A metallic titan peers into a green-grey sky as it offers a pair of mangled bodies in its outstretched right hand to some unseen master above. Ghostly white lane lines push forward toward a distant horizon where an unearthly glow radiates from between two hills in a night full of stars. A swarm of pale pink creatures with coiled tails, webbed feet, and ivory smiles cavort around a block of text promising "Instant Pets" if one simply submerges them in water. A woman reclines on a concrete floor, the contours of her clothing-free body barely covered by a python draped strategically along her left side.

 

These four images were stamped into my brain in the late 1970s and early 1980s, prompting dreams that were equal parts tantalizing and terrifying as my prepubescent body tried to make it through another night of fitful sleep. Acolytes of late-20th century popular culture may recognize that the first image is the cover of the Queen album News of the World, the second is the poster for the Steven Spielberg film Close Encounters of the Third Kind, the third is a Marvel comic book ad for Super Sea Monkeys, and the fourth is the iconic Richard Avedon poster Nastassja Kinski and the Serpent.

 

Although the four images have little in common on a surface level, they shared an ability to provoke a younger version of me to think and act. The first image caused me to question my babysitter's potential for violence based on her choice in music. The second prompted me to pester my father into carting me yet again to the movie theater at Parmatown Mall. The third beckoned me to become the benevolent caregiver to a pod of unsuspecting brine shrimp dropped into a greasy fishbowl on my bedroom dresser.

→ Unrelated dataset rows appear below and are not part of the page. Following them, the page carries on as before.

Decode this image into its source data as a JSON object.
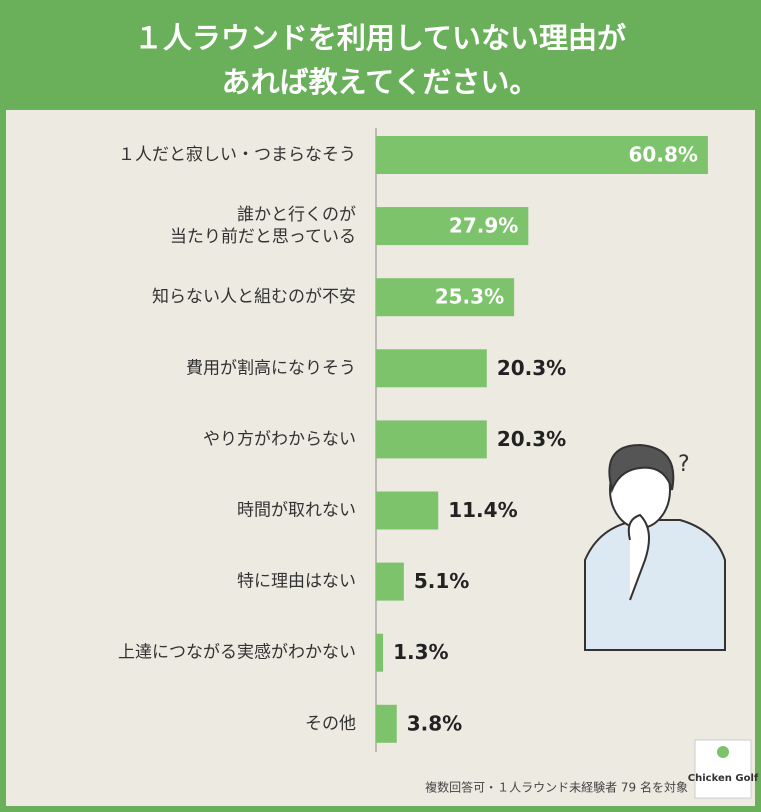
{
  "chart_data": {
    "type": "bar",
    "orientation": "horizontal",
    "title": [
      "１人ラウンドを利用していない理由が",
      "あれば教えてください。"
    ],
    "categories": [
      "１人だと寂しい・つまらなそう",
      "誰かと行くのが\n当たり前だと思っている",
      "知らない人と組むのが不安",
      "費用が割高になりそう",
      "やり方がわからない",
      "時間が取れない",
      "特に理由はない",
      "上達につながる実感がわかない",
      "その他"
    ],
    "values": [
      60.8,
      27.9,
      25.3,
      20.3,
      20.3,
      11.4,
      5.1,
      1.3,
      3.8
    ],
    "value_labels": [
      "60.8%",
      "27.9%",
      "25.3%",
      "20.3%",
      "20.3%",
      "11.4%",
      "5.1%",
      "1.3%",
      "3.8%"
    ],
    "color": "#7dc36b",
    "xlim": [
      0,
      61
    ],
    "footnote": "複数回答可・１人ラウンド未経験者 79 名を対象",
    "logo": "Chicken Golf"
  }
}
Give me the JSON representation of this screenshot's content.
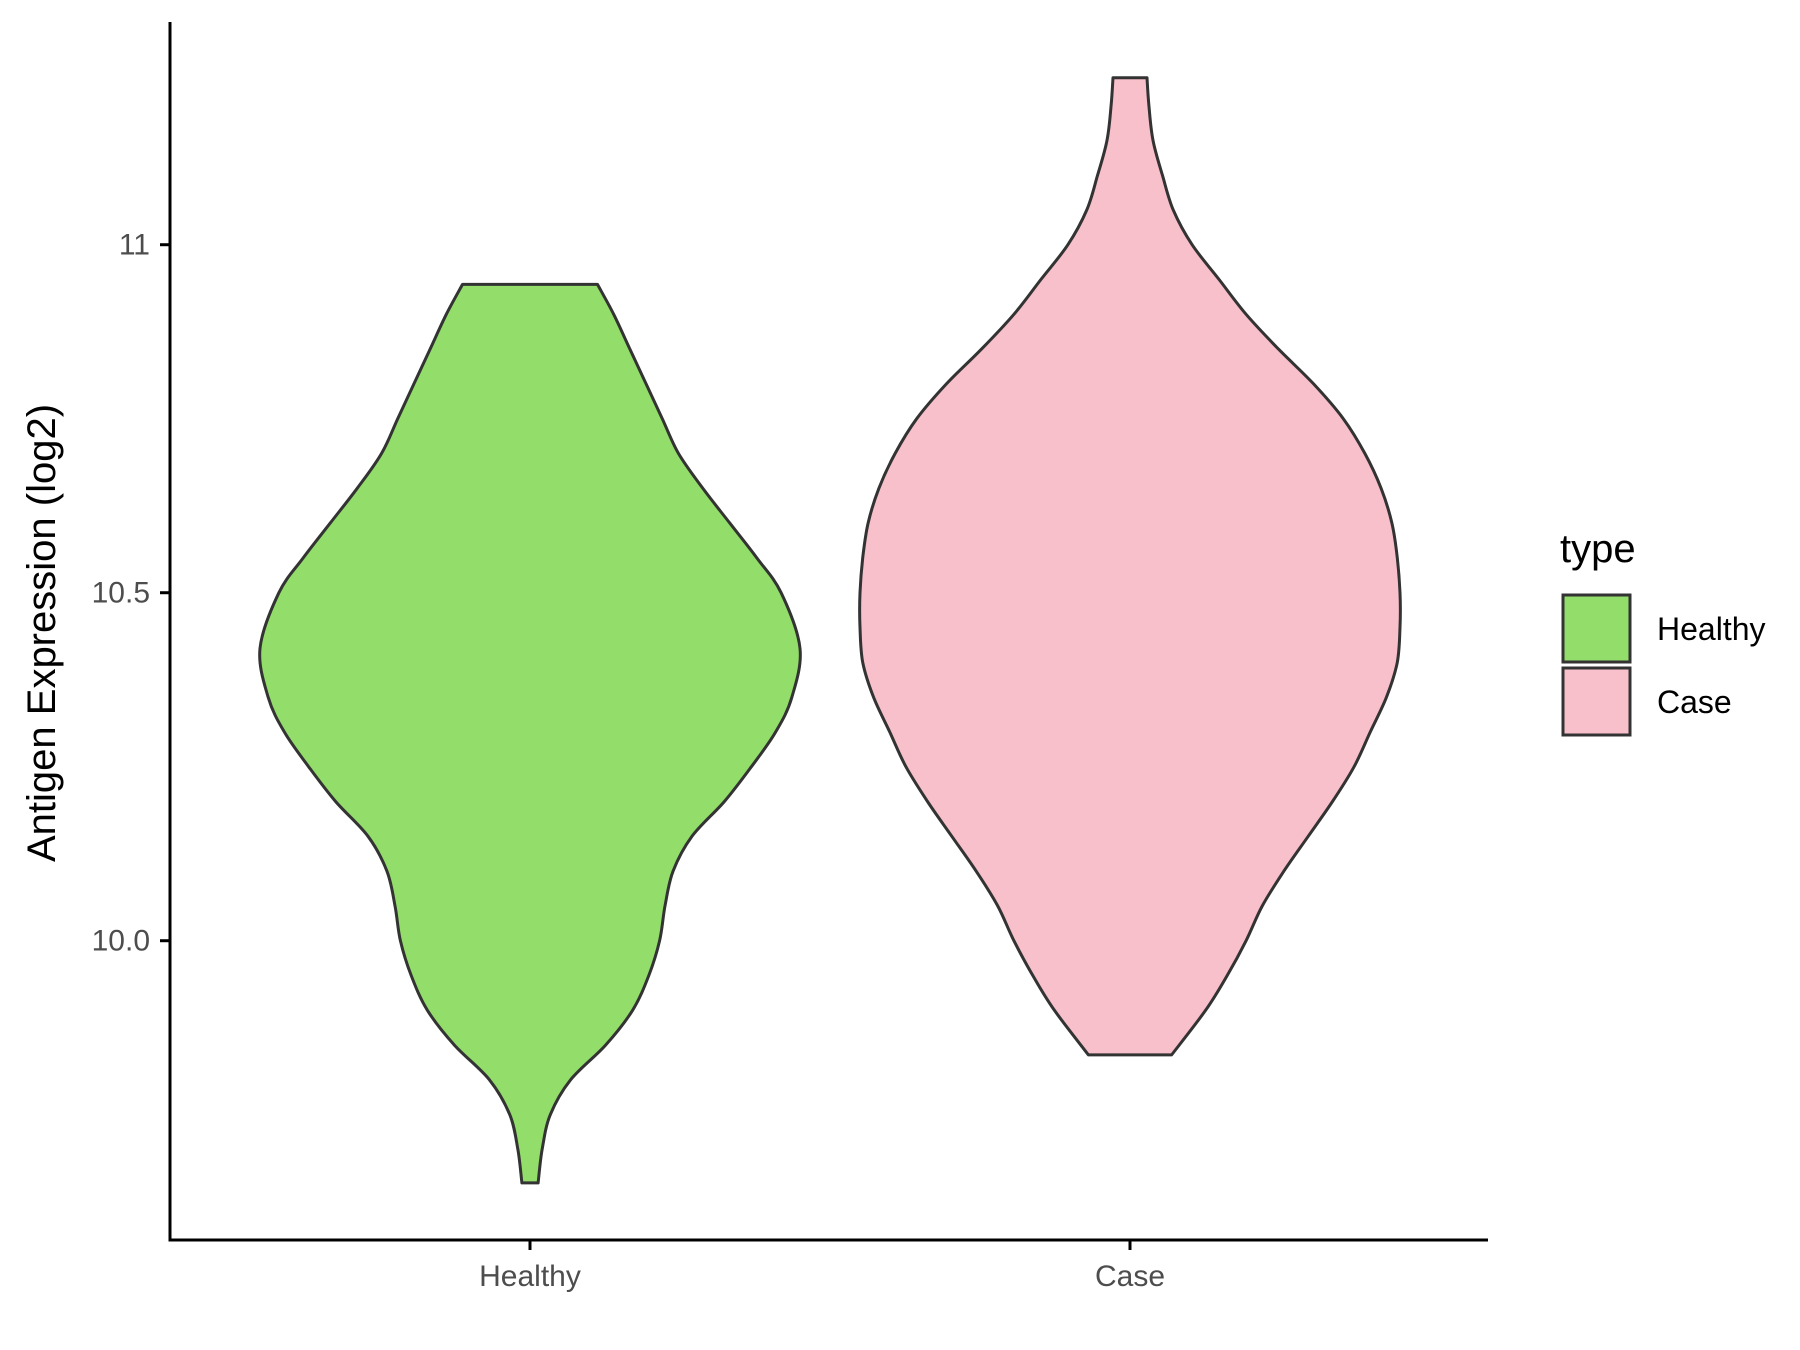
{
  "chart_data": {
    "type": "violin",
    "title": "",
    "xlabel": "",
    "ylabel": "Antigen Expression (log2)",
    "categories": [
      "Healthy",
      "Case"
    ],
    "ylim": [
      9.57,
      11.32
    ],
    "yticks": [
      10.0,
      10.5,
      11.0
    ],
    "ytick_labels": [
      "10.0",
      "10.5",
      11.0
    ],
    "grid": false,
    "legend": {
      "title": "type",
      "position": "right",
      "entries": [
        {
          "label": "Healthy",
          "color": "#93DD6B"
        },
        {
          "label": "Case",
          "color": "#F7C0CB"
        }
      ]
    },
    "outline_color": "#333333",
    "series": [
      {
        "name": "Healthy",
        "color": "#93DD6B",
        "min": 9.652,
        "max": 10.943,
        "density_profile": [
          [
            9.652,
            0.03
          ],
          [
            9.7,
            0.045
          ],
          [
            9.75,
            0.075
          ],
          [
            9.8,
            0.15
          ],
          [
            9.85,
            0.28
          ],
          [
            9.9,
            0.38
          ],
          [
            9.95,
            0.44
          ],
          [
            10.0,
            0.48
          ],
          [
            10.05,
            0.5
          ],
          [
            10.1,
            0.53
          ],
          [
            10.15,
            0.6
          ],
          [
            10.2,
            0.72
          ],
          [
            10.25,
            0.82
          ],
          [
            10.3,
            0.91
          ],
          [
            10.35,
            0.97
          ],
          [
            10.42,
            1.0
          ],
          [
            10.5,
            0.93
          ],
          [
            10.55,
            0.84
          ],
          [
            10.6,
            0.74
          ],
          [
            10.65,
            0.64
          ],
          [
            10.7,
            0.55
          ],
          [
            10.75,
            0.49
          ],
          [
            10.8,
            0.43
          ],
          [
            10.85,
            0.37
          ],
          [
            10.9,
            0.31
          ],
          [
            10.943,
            0.25
          ]
        ]
      },
      {
        "name": "Case",
        "color": "#F7C0CB",
        "min": 9.836,
        "max": 11.24,
        "density_profile": [
          [
            9.836,
            0.154
          ],
          [
            9.9,
            0.28
          ],
          [
            9.95,
            0.36
          ],
          [
            10.0,
            0.43
          ],
          [
            10.05,
            0.49
          ],
          [
            10.1,
            0.57
          ],
          [
            10.15,
            0.66
          ],
          [
            10.2,
            0.75
          ],
          [
            10.25,
            0.83
          ],
          [
            10.3,
            0.89
          ],
          [
            10.35,
            0.95
          ],
          [
            10.4,
            0.99
          ],
          [
            10.45,
            1.0
          ],
          [
            10.5,
            1.0
          ],
          [
            10.55,
            0.99
          ],
          [
            10.6,
            0.97
          ],
          [
            10.65,
            0.93
          ],
          [
            10.7,
            0.87
          ],
          [
            10.75,
            0.79
          ],
          [
            10.8,
            0.68
          ],
          [
            10.85,
            0.55
          ],
          [
            10.9,
            0.43
          ],
          [
            10.95,
            0.33
          ],
          [
            11.0,
            0.23
          ],
          [
            11.05,
            0.16
          ],
          [
            11.1,
            0.12
          ],
          [
            11.15,
            0.085
          ],
          [
            11.2,
            0.07
          ],
          [
            11.24,
            0.063
          ]
        ]
      }
    ]
  }
}
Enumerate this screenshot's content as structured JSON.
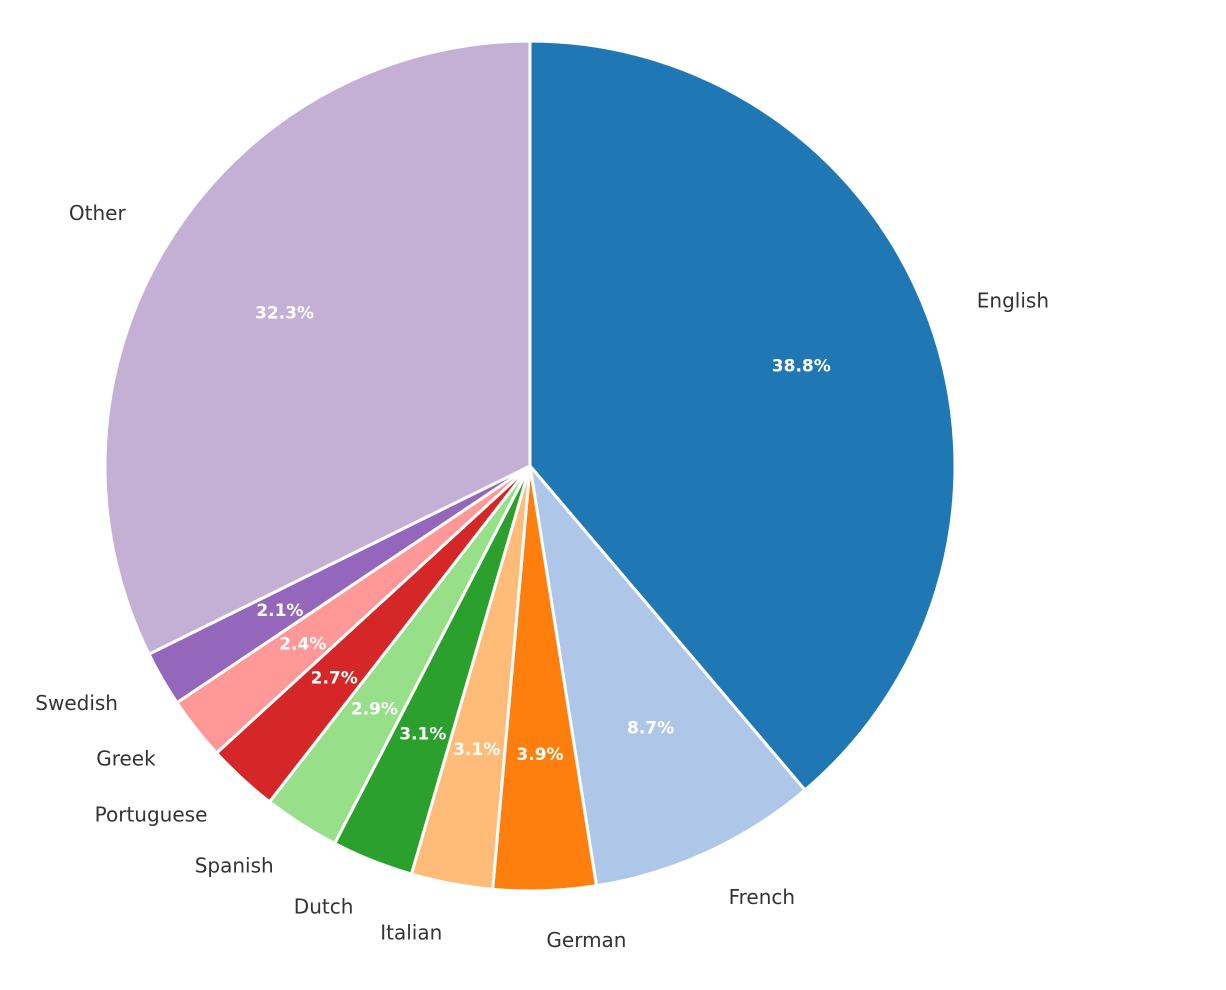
{
  "chart_data": {
    "type": "pie",
    "title": "",
    "start_angle_deg": 90,
    "direction": "clockwise",
    "slices": [
      {
        "label": "English",
        "value": 38.8,
        "pct_text": "38.8%",
        "color": "#1f77b4"
      },
      {
        "label": "French",
        "value": 8.7,
        "pct_text": "8.7%",
        "color": "#aec7e8"
      },
      {
        "label": "German",
        "value": 3.9,
        "pct_text": "3.9%",
        "color": "#ff7f0e"
      },
      {
        "label": "Italian",
        "value": 3.1,
        "pct_text": "3.1%",
        "color": "#ffbb78"
      },
      {
        "label": "Dutch",
        "value": 3.1,
        "pct_text": "3.1%",
        "color": "#2ca02c"
      },
      {
        "label": "Spanish",
        "value": 2.9,
        "pct_text": "2.9%",
        "color": "#98df8a"
      },
      {
        "label": "Portuguese",
        "value": 2.7,
        "pct_text": "2.7%",
        "color": "#d62728"
      },
      {
        "label": "Greek",
        "value": 2.4,
        "pct_text": "2.4%",
        "color": "#ff9896"
      },
      {
        "label": "Swedish",
        "value": 2.1,
        "pct_text": "2.1%",
        "color": "#9467bd"
      },
      {
        "label": "Other",
        "value": 32.3,
        "pct_text": "32.3%",
        "color": "#c5b0d5"
      }
    ]
  }
}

The fourth had me wondering why my mother decided that the main entryway to my suburban childhood home was the best spot to display racy framed artwork.

 

Ultimately, these four images sparked in me an obsession with visuals and text that continues to this day. One reasonably safe and rarely lucrative outlet for this obsession has been collage and mixed media art. My pieces are the covers for nearly forgotten albums by willfully obscure bands that now sell for four figures on the internet. They are the one-sheets that hang near the entrance to that independent movie theater the film nerds like to visit every Saturday at midnight. They are the print ads for products that get shoved onto rusty shelves in the discount stores of a late-stage capitalist society teetering on the edge of collapse. They are portraits of celebrities that never were but one day might be.

Much like those four images from decades ago, my pieces are realistic depictions of uncanny things. They are Uncannily Real. They are Really Uncanny.